You will, perhaps, have thought by this description that the contraction of the auricles and ventricles of the two sides of the heart follow one another like one, two, three, four, but this is not so. When the left ventricle is contracting, and driving the blood into the great aorta, at that same time the right ventricle is contracting and driving the blood into the lungs, so that the two are contracting at one and the same time. When the two ventricles have done contracting, and are resting or dilating, they are doing it at the same time. When the blood is running from those two great veins through the right auricle, and gradually filling the right ventricle, the blood is at the same time running from the lungs through the four pulmonary veins into the left auricle and from that into the left ventricle, so that the two sides of the heart are doing their work at the same time, the two auricles are filling at the same time, and contracting at the same time; the two ventricles are filling at the same time, and contracting at the same time.
The period of action, and the period of rest, are about equal, so that although the heart beats, say seventy times a minute, it has just that same amount of rest -half that minute it is contracting, and the other half it is at rest, and that is when the heart gets its rest.
When the ventricles of the heart contract they move the heart; this contraction causes a movement of the whole heart; the base of the heart is more or less fixed in its position by means of those great vessels that leave it; the apex of the heart, on the other hand, is free; when the walls of the ventricle contract, the apex of the heart is tilted, and it butts against the chest-walls between the fifth and sixth ribs, thus causing what is known as the beating of the heart.
There are other physical signs produced by the action of the heart besides this beating, and these are certain sounds that the heart produces when it is in action-two sounds, called the first and second sounds of the heart.
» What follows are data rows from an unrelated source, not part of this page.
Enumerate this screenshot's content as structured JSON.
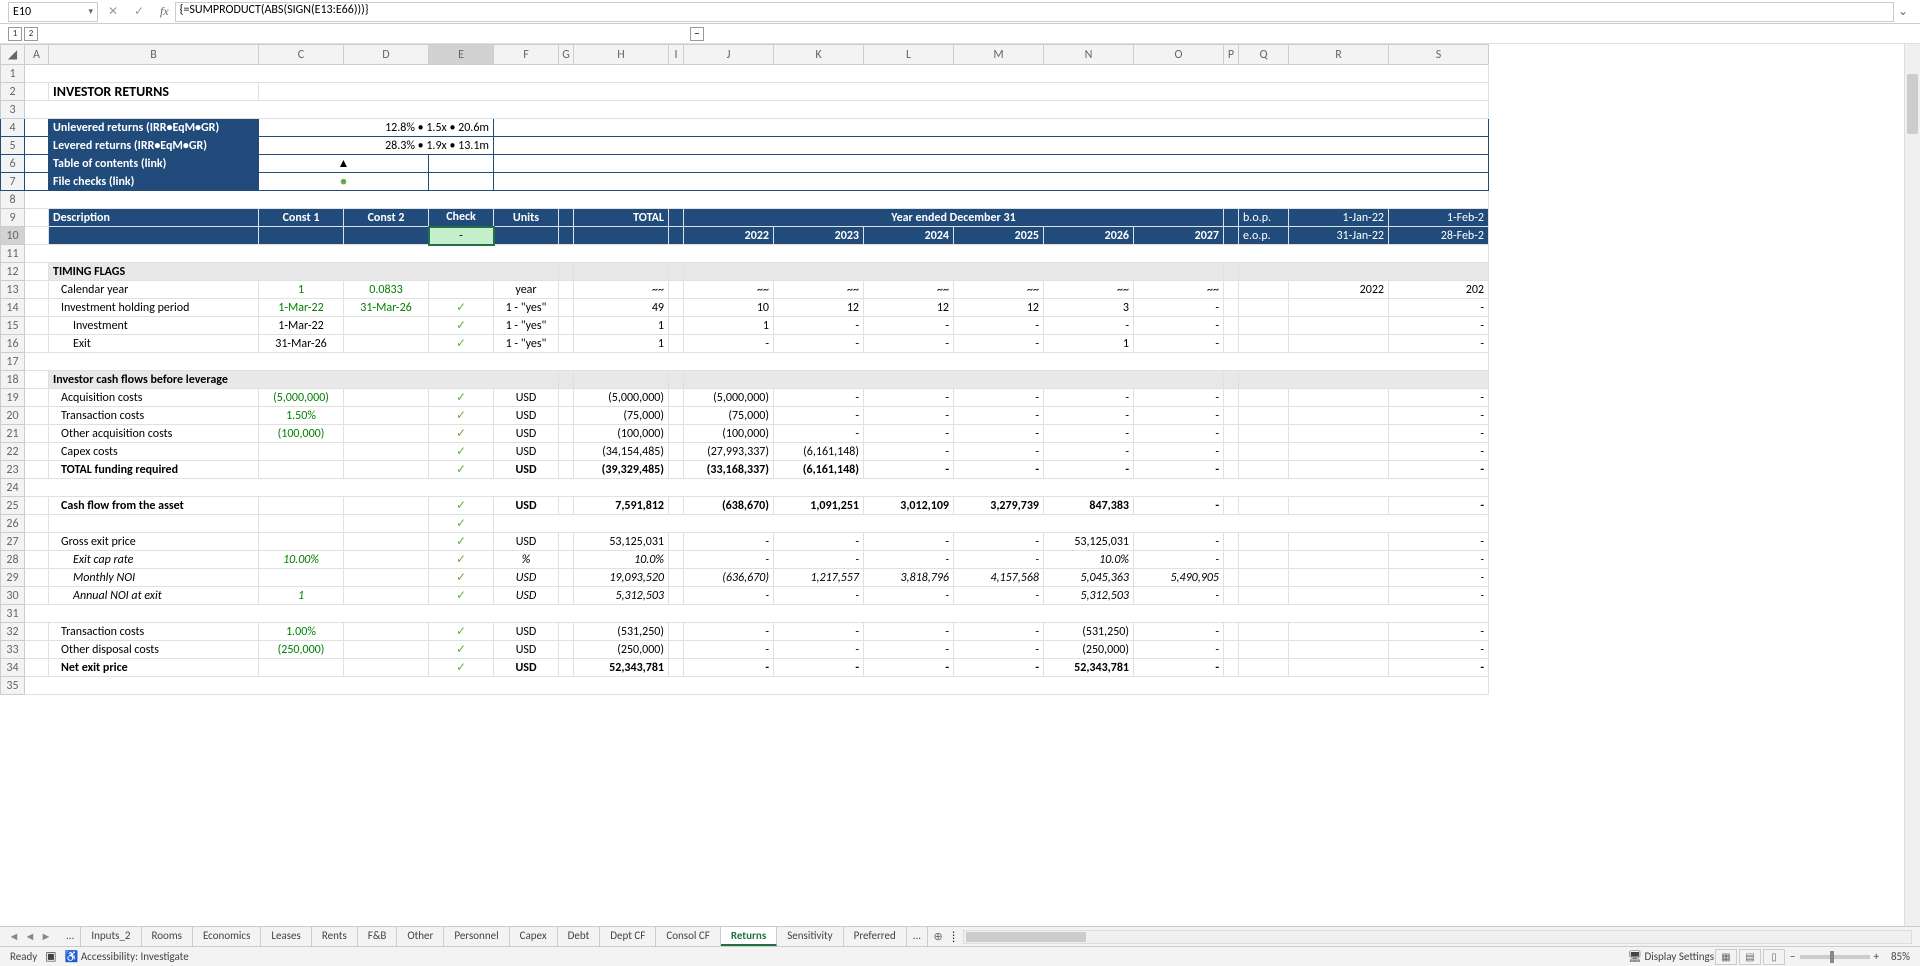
{
  "activeCell": "E10",
  "formula": "{=SUMPRODUCT(ABS(SIGN(E13:E66)))}",
  "formulaLabel": "fx",
  "outlineLevels": [
    "1",
    "2"
  ],
  "outlineCollapse": "−",
  "columns": [
    "A",
    "B",
    "C",
    "D",
    "E",
    "F",
    "G",
    "H",
    "I",
    "J",
    "K",
    "L",
    "M",
    "N",
    "O",
    "P",
    "Q",
    "R",
    "S"
  ],
  "title": "INVESTOR RETURNS",
  "kpi": {
    "unleveredLabel": "Unlevered returns (IRR•EqM•GR)",
    "unleveredVal": "12.8% • 1.5x • 20.6m",
    "leveredLabel": "Levered returns (IRR•EqM•GR)",
    "leveredVal": "28.3% • 1.9x • 13.1m",
    "tocLabel": "Table of contents (link)",
    "tocSym": "▲",
    "fileChecksLabel": "File checks (link)",
    "fileChecksSym": "●"
  },
  "hdr": {
    "desc": "Description",
    "c1": "Const 1",
    "c2": "Const 2",
    "check": "Check",
    "units": "Units",
    "total": "TOTAL",
    "yearEnded": "Year ended December 31",
    "bop": "b.o.p.",
    "bopv": "1-Jan-22",
    "bopv2": "1-Feb-2",
    "eop": "e.o.p.",
    "eopv": "31-Jan-22",
    "eopv2": "28-Feb-2",
    "y": [
      "2022",
      "2023",
      "2024",
      "2025",
      "2026",
      "2027"
    ]
  },
  "eCellText": "-",
  "sec": {
    "timing": "TIMING FLAGS",
    "icf": "Investor cash flows before leverage"
  },
  "rows": {
    "r13": {
      "desc": "Calendar year",
      "c1": "1",
      "c2": "0.0833",
      "units": "year",
      "total": "~~",
      "y": [
        "~~",
        "~~",
        "~~",
        "~~",
        "~~",
        "~~"
      ],
      "r": "2022",
      "s": "202"
    },
    "r14": {
      "desc": "Investment holding period",
      "c1": "1-Mar-22",
      "c2": "31-Mar-26",
      "chk": "✓",
      "units": "1 - \"yes\"",
      "total": "49",
      "y": [
        "10",
        "12",
        "12",
        "12",
        "3",
        "-"
      ],
      "r": "",
      "s": "-"
    },
    "r15": {
      "desc": "Investment",
      "c1": "1-Mar-22",
      "chk": "✓",
      "units": "1 - \"yes\"",
      "total": "1",
      "y": [
        "1",
        "-",
        "-",
        "-",
        "-",
        "-"
      ],
      "s": "-"
    },
    "r16": {
      "desc": "Exit",
      "c1": "31-Mar-26",
      "chk": "✓",
      "units": "1 - \"yes\"",
      "total": "1",
      "y": [
        "-",
        "-",
        "-",
        "-",
        "1",
        "-"
      ],
      "s": "-"
    },
    "r19": {
      "desc": "Acquisition costs",
      "c1": "(5,000,000)",
      "chk": "✓",
      "units": "USD",
      "total": "(5,000,000)",
      "y": [
        "(5,000,000)",
        "-",
        "-",
        "-",
        "-",
        "-"
      ],
      "s": "-"
    },
    "r20": {
      "desc": "Transaction costs",
      "c1": "1.50%",
      "chk": "✓",
      "units": "USD",
      "total": "(75,000)",
      "y": [
        "(75,000)",
        "-",
        "-",
        "-",
        "-",
        "-"
      ],
      "s": "-"
    },
    "r21": {
      "desc": "Other acquisition costs",
      "c1": "(100,000)",
      "chk": "✓",
      "units": "USD",
      "total": "(100,000)",
      "y": [
        "(100,000)",
        "-",
        "-",
        "-",
        "-",
        "-"
      ],
      "s": "-"
    },
    "r22": {
      "desc": "Capex costs",
      "chk": "✓",
      "units": "USD",
      "total": "(34,154,485)",
      "y": [
        "(27,993,337)",
        "(6,161,148)",
        "-",
        "-",
        "-",
        "-"
      ],
      "s": "-"
    },
    "r23": {
      "desc": "TOTAL funding required",
      "chk": "✓",
      "units": "USD",
      "total": "(39,329,485)",
      "y": [
        "(33,168,337)",
        "(6,161,148)",
        "-",
        "-",
        "-",
        "-"
      ],
      "s": "-"
    },
    "r25": {
      "desc": "Cash flow from the asset",
      "chk": "✓",
      "units": "USD",
      "total": "7,591,812",
      "y": [
        "(638,670)",
        "1,091,251",
        "3,012,109",
        "3,279,739",
        "847,383",
        "-"
      ],
      "s": "-"
    },
    "r26": {
      "chk": "✓"
    },
    "r27": {
      "desc": "Gross exit price",
      "chk": "✓",
      "units": "USD",
      "total": "53,125,031",
      "y": [
        "-",
        "-",
        "-",
        "-",
        "53,125,031",
        "-"
      ],
      "s": "-"
    },
    "r28": {
      "desc": "Exit cap rate",
      "c1": "10.00%",
      "chk": "✓",
      "units": "%",
      "total": "10.0%",
      "y": [
        "-",
        "-",
        "-",
        "-",
        "10.0%",
        "-"
      ],
      "s": "-"
    },
    "r29": {
      "desc": "Monthly NOI",
      "chk": "✓",
      "units": "USD",
      "total": "19,093,520",
      "y": [
        "(636,670)",
        "1,217,557",
        "3,818,796",
        "4,157,568",
        "5,045,363",
        "5,490,905"
      ],
      "s": "-"
    },
    "r30": {
      "desc": "Annual NOI at exit",
      "c1": "1",
      "chk": "✓",
      "units": "USD",
      "total": "5,312,503",
      "y": [
        "-",
        "-",
        "-",
        "-",
        "5,312,503",
        "-"
      ],
      "s": "-"
    },
    "r32": {
      "desc": "Transaction costs",
      "c1": "1.00%",
      "chk": "✓",
      "units": "USD",
      "total": "(531,250)",
      "y": [
        "-",
        "-",
        "-",
        "-",
        "(531,250)",
        "-"
      ],
      "s": "-"
    },
    "r33": {
      "desc": "Other disposal costs",
      "c1": "(250,000)",
      "chk": "✓",
      "units": "USD",
      "total": "(250,000)",
      "y": [
        "-",
        "-",
        "-",
        "-",
        "(250,000)",
        "-"
      ],
      "s": "-"
    },
    "r34": {
      "desc": "Net exit price",
      "chk": "✓",
      "units": "USD",
      "total": "52,343,781",
      "y": [
        "-",
        "-",
        "-",
        "-",
        "52,343,781",
        "-"
      ],
      "s": "-"
    }
  },
  "tabs": [
    "...",
    "Inputs_2",
    "Rooms",
    "Economics",
    "Leases",
    "Rents",
    "F&B",
    "Other",
    "Personnel",
    "Capex",
    "Debt",
    "Dept CF",
    "Consol CF",
    "Returns",
    "Sensitivity",
    "Preferred",
    "..."
  ],
  "activeTab": "Returns",
  "status": {
    "ready": "Ready",
    "acc": "Accessibility: Investigate",
    "ds": "Display Settings",
    "zoom": "85%"
  }
}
The first sound is long and dull, and the second, which succeeds it immediately, is a short sharp sound; they are represented by the sounds produced in the pronunciation of the words rub, dub, the second one being said very sharply. These sounds can be heard by placing the ear against the chest-walls of a person.
The first sound probably has several causes; the most efficient cause is the action of contraction in the muscular walls of the ventricle; the second sound is certainly produced by the sharp closing of the semilunar valves, after the blood is forced into the arteries. After the blood has been forced into these arteries they recoil on it, and force it so sharply against those semilunar valves, that they come together with a click.